Mr Pendred’s comments come amid predictions that a charter plane is due to fly out in the coming days or weeks, involving a mass deportation of Nigerians.
Mr Pendred represented a Nigerian family who the Irish Government was forced to bring back last June after it had evicted them.
The deportation was carried out even though Mr Pendred had secured a High Court injunction restraining the Minister from deporting the Olaniran family.
Mr Pendred said the Government and garda authorities were taking advantage of the legal vacation break to evict people en masse.
“McDowell is supposed to be guarding democracy and the rule of law. But he’s turning his back on that.”
He said Irish people generally had no problem with the State’s right to deport people, if the deportation was conducted properly.

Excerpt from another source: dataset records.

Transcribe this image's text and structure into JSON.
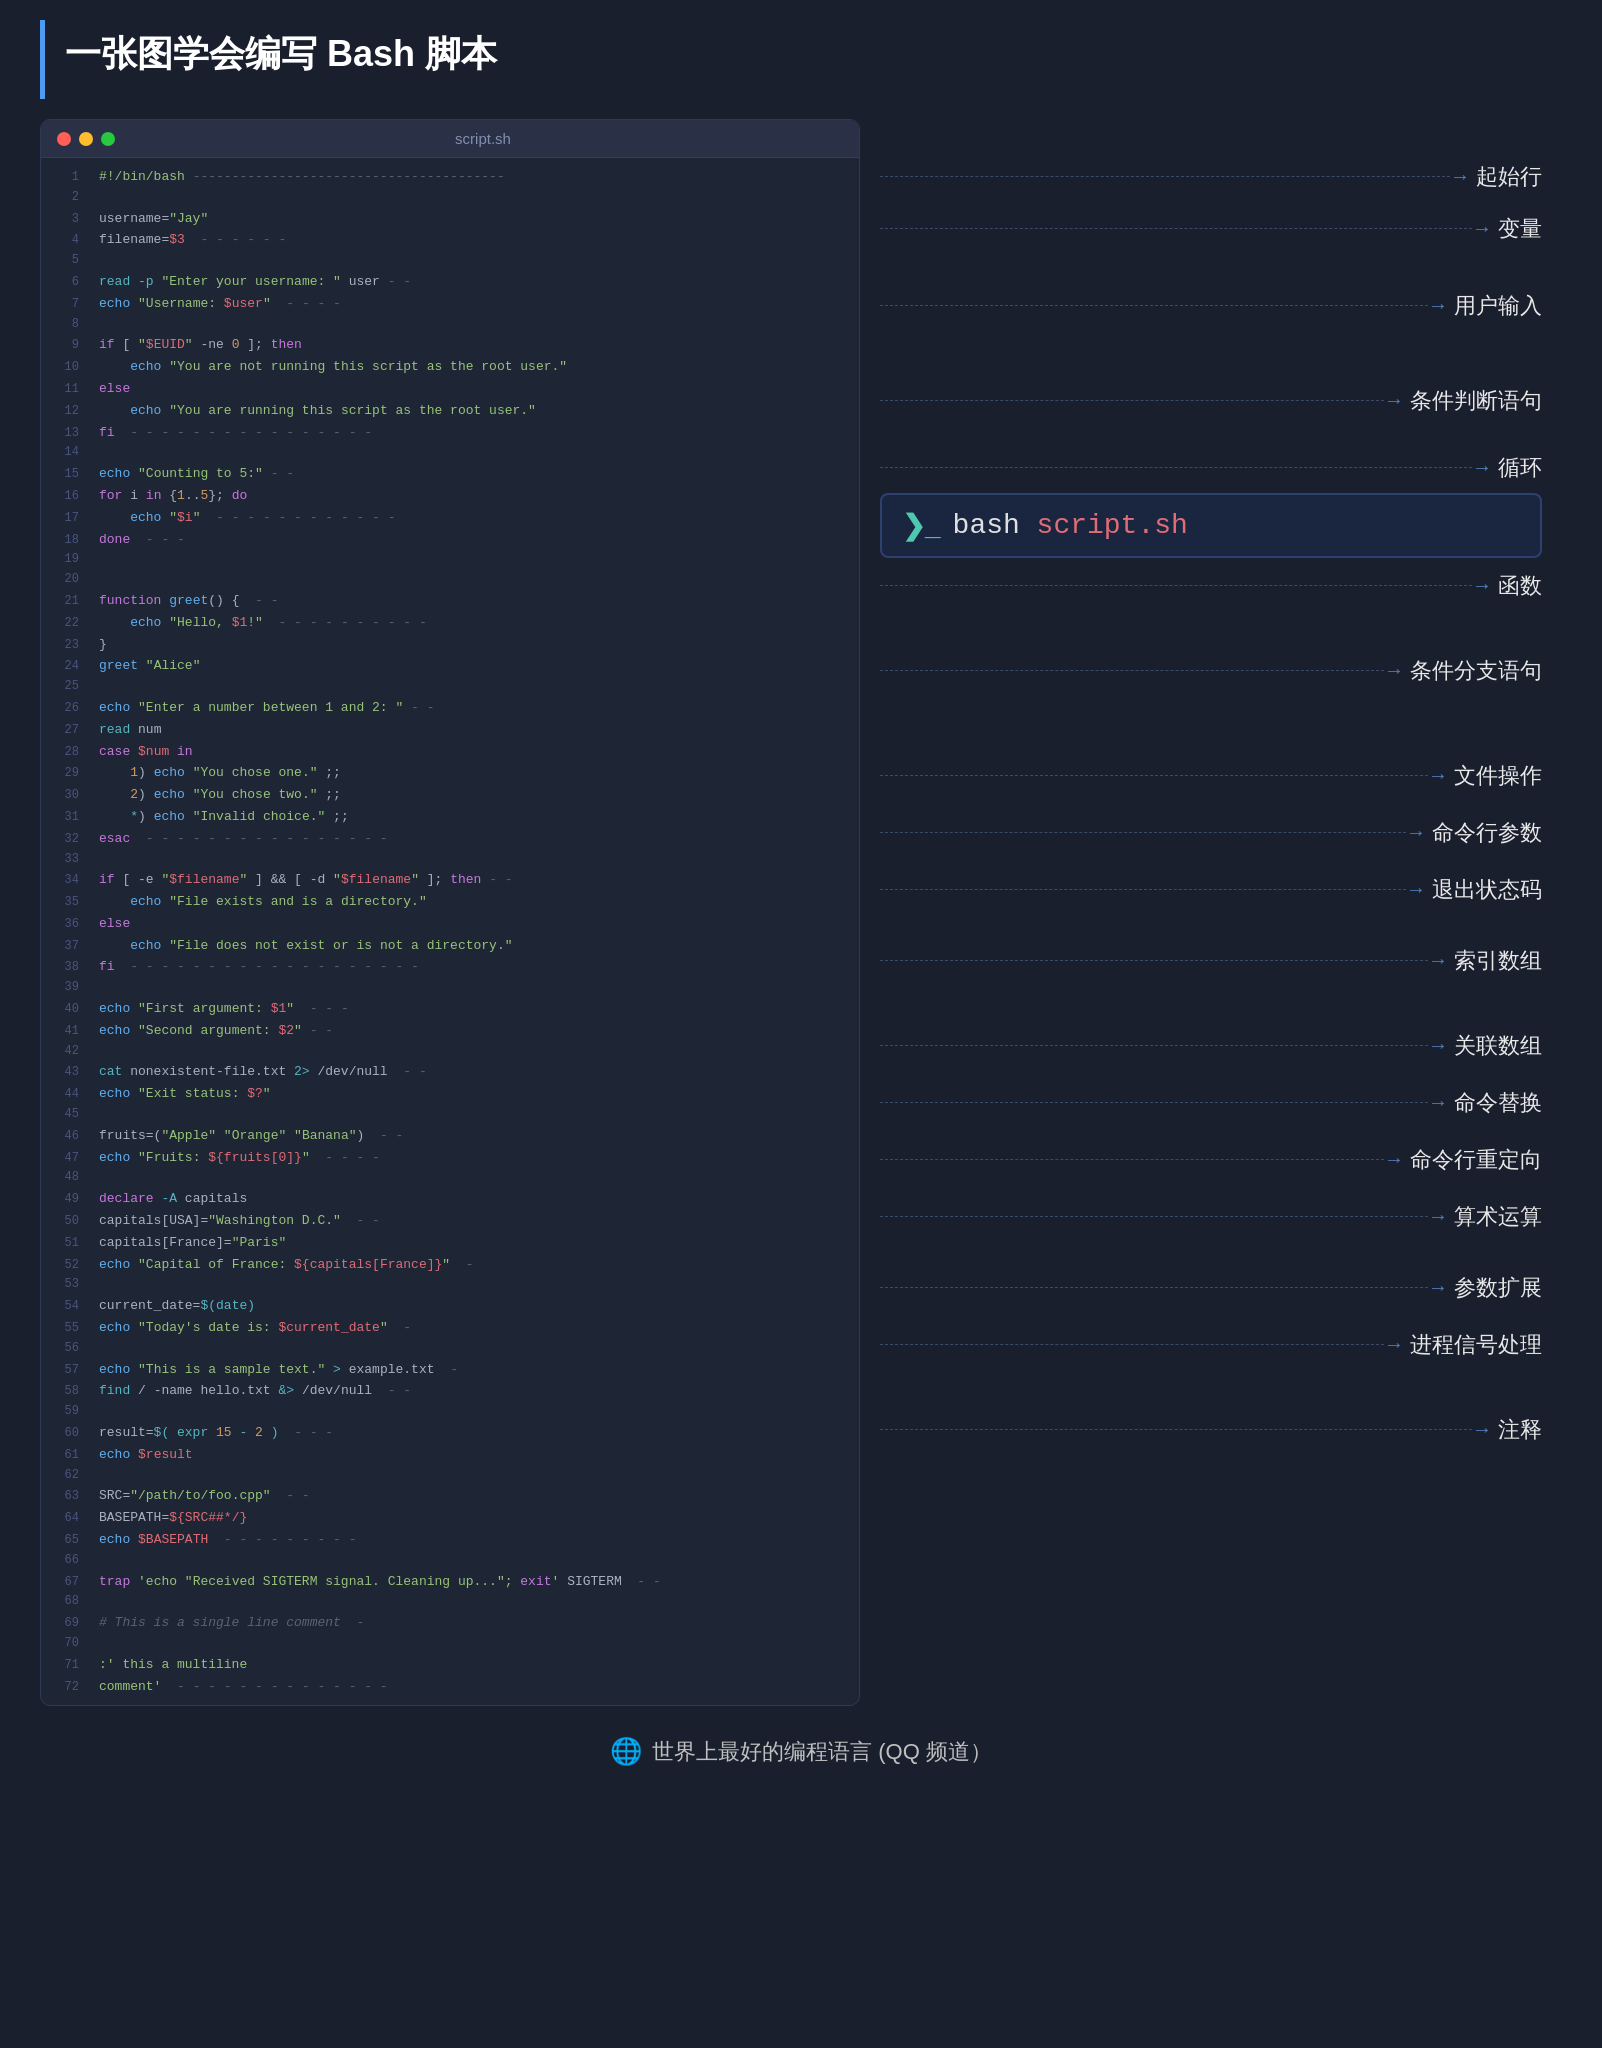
{
  "page": {
    "title": "一张图学会编写 Bash 脚本",
    "footer": "世界上最好的编程语言 (QQ 频道）"
  },
  "editor": {
    "filename": "script.sh",
    "bash_cmd": "bash",
    "bash_arg": "script.sh"
  },
  "annotations": {
    "shebang": "起始行",
    "variable": "变量",
    "user_input": "用户输入",
    "conditional": "条件判断语句",
    "loop": "循环",
    "function": "函数",
    "case": "条件分支语句",
    "file_ops": "文件操作",
    "cmd_args": "命令行参数",
    "exit_code": "退出状态码",
    "array": "索引数组",
    "assoc_array": "关联数组",
    "cmd_sub": "命令替换",
    "redirect": "命令行重定向",
    "arithmetic": "算术运算",
    "param_exp": "参数扩展",
    "signal": "进程信号处理",
    "comment": "注释"
  }
}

The Irish Refugee Council has repeatedly expressed serious concerns over how deportations are carried out. It said no one should be deported until all legal remedies had been exhausted.
An IRC spokesman yesterday said it was “pretty definite” a mass deportation of Nigerian nationals would happen soon.

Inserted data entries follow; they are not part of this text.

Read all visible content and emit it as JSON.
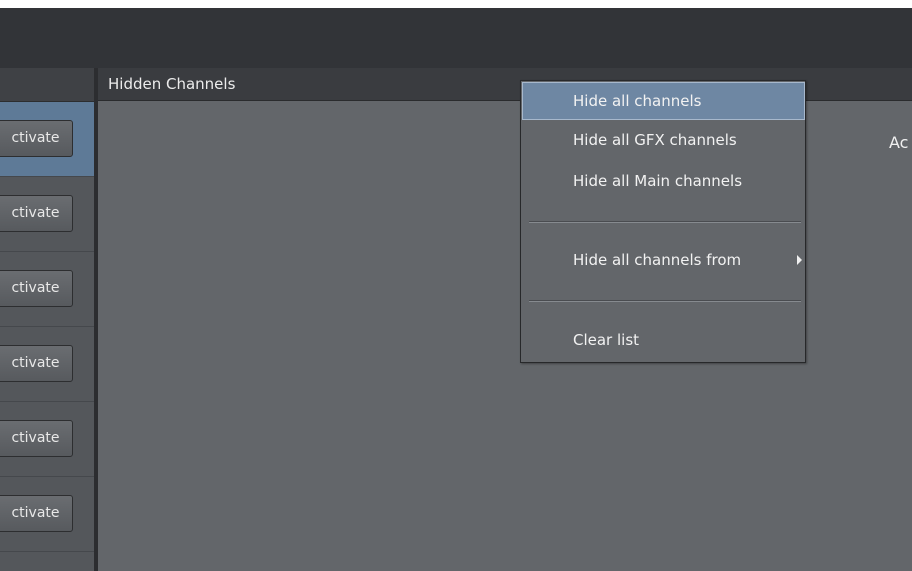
{
  "left_panel": {
    "rows": [
      {
        "button_label": "ctivate",
        "selected": true
      },
      {
        "button_label": "ctivate",
        "selected": false
      },
      {
        "button_label": "ctivate",
        "selected": false
      },
      {
        "button_label": "ctivate",
        "selected": false
      },
      {
        "button_label": "ctivate",
        "selected": false
      },
      {
        "button_label": "ctivate",
        "selected": false
      }
    ]
  },
  "main": {
    "title": "Hidden Channels",
    "right_label": "Ac"
  },
  "context_menu": {
    "items": [
      {
        "label": "Hide all channels",
        "highlighted": true
      },
      {
        "label": "Hide all GFX channels"
      },
      {
        "label": "Hide all Main channels"
      },
      {
        "label": "Hide all channels from",
        "has_submenu": true
      },
      {
        "label": "Clear list"
      }
    ]
  },
  "colors": {
    "highlight": "#6e87a3",
    "selected_row": "#5e7a97",
    "panel_bg": "#63666a",
    "header_bg": "#3a3c40"
  }
}
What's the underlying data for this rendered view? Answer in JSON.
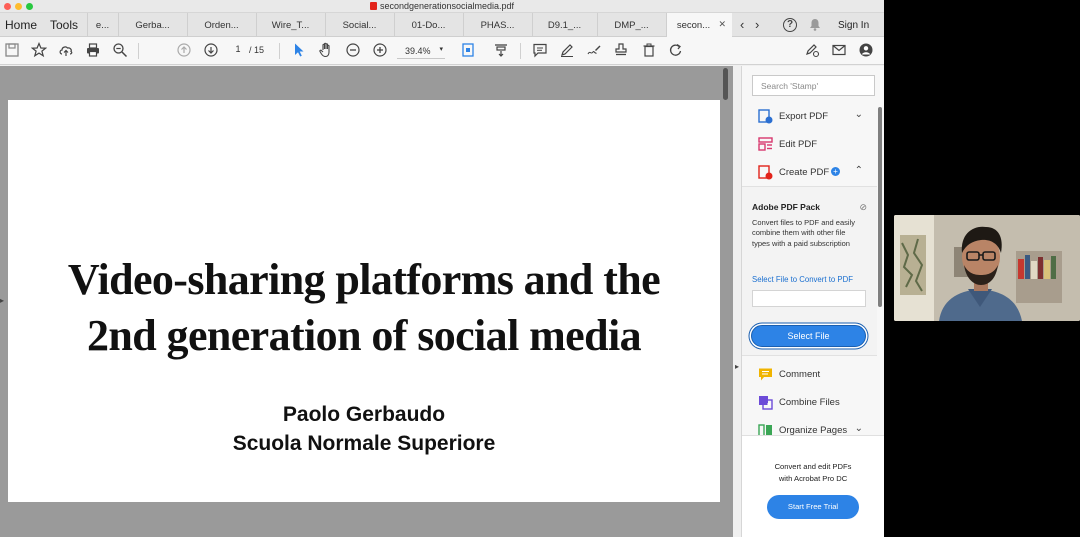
{
  "window": {
    "title": "secondgenerationsocialmedia.pdf"
  },
  "menu": {
    "home": "Home",
    "tools": "Tools"
  },
  "tabs": [
    {
      "label": "e..."
    },
    {
      "label": "Gerba..."
    },
    {
      "label": "Orden..."
    },
    {
      "label": "Wire_T..."
    },
    {
      "label": "Social..."
    },
    {
      "label": "01-Do..."
    },
    {
      "label": "PHAS..."
    },
    {
      "label": "D9.1_..."
    },
    {
      "label": "DMP_..."
    },
    {
      "label": "secon...",
      "active": true
    }
  ],
  "header_right": {
    "sign_in": "Sign In"
  },
  "toolbar": {
    "page_current": "1",
    "page_total": "/ 15",
    "zoom": "39.4%"
  },
  "document": {
    "title_line1": "Video-sharing platforms and the",
    "title_line2": "2nd generation of social media",
    "author": "Paolo Gerbaudo",
    "affiliation": "Scuola Normale Superiore"
  },
  "right_panel": {
    "search_placeholder": "Search 'Stamp'",
    "tools": {
      "export_pdf": "Export PDF",
      "edit_pdf": "Edit PDF",
      "create_pdf": "Create PDF",
      "comment": "Comment",
      "combine_files": "Combine Files",
      "organize_pages": "Organize Pages"
    },
    "pack": {
      "title": "Adobe PDF Pack",
      "description": "Convert files to PDF and easily combine them with other file types with a paid subscription",
      "link": "Select File to Convert to PDF",
      "select_button": "Select File"
    },
    "promo": {
      "line1": "Convert and edit PDFs",
      "line2": "with Acrobat Pro DC",
      "button": "Start Free Trial"
    }
  },
  "colors": {
    "accent": "#2d83e6",
    "export": "#2b6fd1",
    "edit": "#d8386e",
    "create": "#e2231a",
    "comment": "#f0b400",
    "combine": "#6c4bd8",
    "organize": "#3aa655"
  }
}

He said that in this context the Government should fully implement the readmission agreement signed with Nigeria in 2001.
He said under the agreement the Government committed itself to safeguarding the human rights and dignity of those being returned, during the deportation and when repatriation had taken place.
He said that given the lack of independent monitoring there was no way of knowing if these rights were being safeguarded.
He asked what commitment the Government gave that returned persons were not imprisoned or fined purely for having fled to Ireland.
A spokeswoman for the Department of Justice said asylum applicants had their cases assessed at three separate stages - two of them by independent bodies - before they were deported.
She said it was not true to say people could not access the courts in August and that they still could get injunctions.